A huge ice sheet carrying shipping containers broke off and floated away from a research outpost, leaving Antarctic investigators without lodging and fuel.
Back in January, a severe blizzard pounded the German-run Neumayer Station III, causing a massive slab of ice and seven cargo containers to float into the Weddell Sea.
Crew members were left without supplies, including special equipment, 9,500 liters of winter fuel, gas cylinders, and batteries, when the seven containers floated away before being picked up. The containers had been placed on the ice to be loaded aboard a ship.
Crew members who were exploring the Antarctic region were accommodated in another container.
Researchers on the Neumayer III found that the containers and their necessary supplies had floated away when the days-long winter storm passed.
A partial recovery operation was initiated to recover gasoline and batteries by helicopter after the German research icebreaker Polarstern found the ice sheet around 87 miles from its source.
However, when the ice slab grew more unstable and recovery operations were unfeasible, the operation came to a standstill.
When the ice sheet vanished from satellite photos a month later, scientists thought it had broken apart.
Shipping containers are visible on a floating sheet of ice in a satellite view.
Diesel, gas cylinders, and batteries were transported in the containers, and crew members were accommodated in one of them.
The containers, one of which was carrying 9,000 liters of winter fuel, are thought to have sunk into the ocean floor, raising questions about their potential effects on the local environment.
“It is assumed [the container] was either damaged by falling into the sea or imploded on its way to the seabed,” stated the Antarctic Treaty Consultative Meeting, an annual international forum responsible for the administration, governance, and management of Antarctica, which took place earlier this month.

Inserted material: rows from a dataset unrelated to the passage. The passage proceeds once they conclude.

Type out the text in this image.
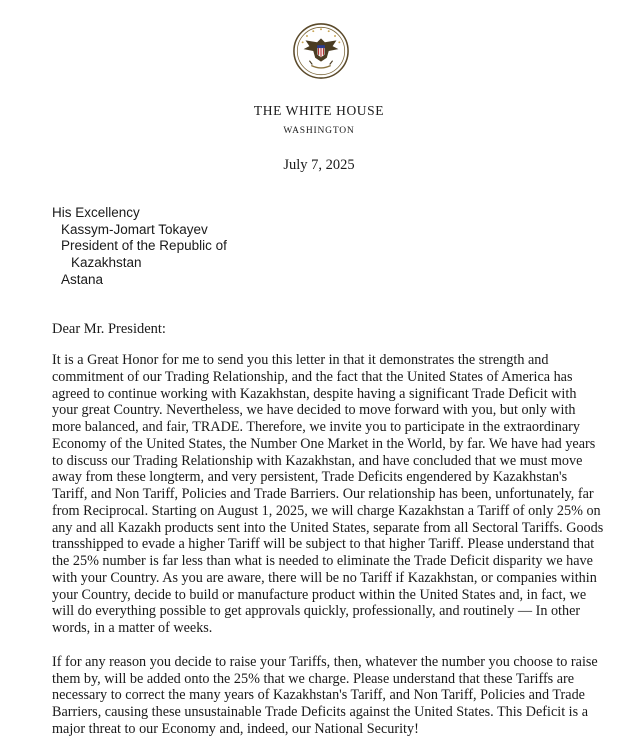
THE WHITE HOUSE
WASHINGTON
July 7, 2025
His Excellency
Kassym-Jomart Tokayev
President of the Republic of
Kazakhstan
Astana
Dear Mr. President:

It is a Great Honor for me to send you this letter in that it demonstrates the strength and
commitment of our Trading Relationship, and the fact that the United States of America has
agreed to continue working with Kazakhstan, despite having a significant Trade Deficit with
your great Country. Nevertheless, we have decided to move forward with you, but only with
more balanced, and fair, TRADE. Therefore, we invite you to participate in the extraordinary
Economy of the United States, the Number One Market in the World, by far. We have had years
to discuss our Trading Relationship with Kazakhstan, and have concluded that we must move
away from these longterm, and very persistent, Trade Deficits engendered by Kazakhstan's
Tariff, and Non Tariff, Policies and Trade Barriers. Our relationship has been, unfortunately, far
from Reciprocal. Starting on August 1, 2025, we will charge Kazakhstan a Tariff of only 25% on
any and all Kazakh products sent into the United States, separate from all Sectoral Tariffs. Goods
transshipped to evade a higher Tariff will be subject to that higher Tariff. Please understand that
the 25% number is far less than what is needed to eliminate the Trade Deficit disparity we have
with your Country. As you are aware, there will be no Tariff if Kazakhstan, or companies within
your Country, decide to build or manufacture product within the United States and, in fact, we
will do everything possible to get approvals quickly, professionally, and routinely — In other
words, in a matter of weeks.

If for any reason you decide to raise your Tariffs, then, whatever the number you choose to raise
them by, will be added onto the 25% that we charge. Please understand that these Tariffs are
necessary to correct the many years of Kazakhstan's Tariff, and Non Tariff, Policies and Trade
Barriers, causing these unsustainable Trade Deficits against the United States. This Deficit is a
major threat to our Economy and, indeed, our National Security!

“The fuel is probably going to have leaked out in either scenario.”
Containers must now be kept at least three kilometers from the ice’s edge in order to prevent any more supply loss as a result of the incident.
Researchers must keep a closer eye on the ice sheet in the interim.
It coincides with a warning from scientists that Antarctica’s rapidly melting ice shelves might cause sea levels to rise even more quickly than anticipated.
About 75% of Antarctica’s coastline is surrounded by enormous floating ice shelves that function as a massive buttress to stop the movement of inland glaciers.
However, swirling eddies of comparatively warm ocean water are being trapped by deep channel-like grooves beneath the ice, according to Norwegian experts.
The structural stability of the entire ice shelf is at risk because the warm water melts ice below the surface ten times more quickly than usual.
“These ice shelves may be more vulnerable to ocean warming than previously assumed,” lead author Dr. Qin Zhou, senior scientist for the Norwegian research organization Akvaplan–niva, told the Daily Mail.
The gigatonnes of ice that are currently trapped in the ice sheet would be released if the Antarctic shelves were considerably weakened or possibly began to collapse.
Millions of people are at risk of flooding because the ice sheet currently has enough fresh water to raise sea levels by an astounding 190 feet.
The containers are thought to have sunk despite a limited salvage effort.
The researchers caution that sea levels are likely to be significantly higher than those anticipated by earlier climate models, even if they do not believe the entire ice sheet would melt.
The extensions of glaciers that float over the ocean instead of being fixed to the bedrock underneath are known as ice shelves.
This ice wall not only protects a fragile and varied ecosystem, but it also plays a crucial role in reducing the amount of sea level rise caused by melting glaciers.
The ice shelves operate as a barrier that slows the glaciers’ unrelenting flow into the sea by wedging themselves between the headland and small hills on the seafloor.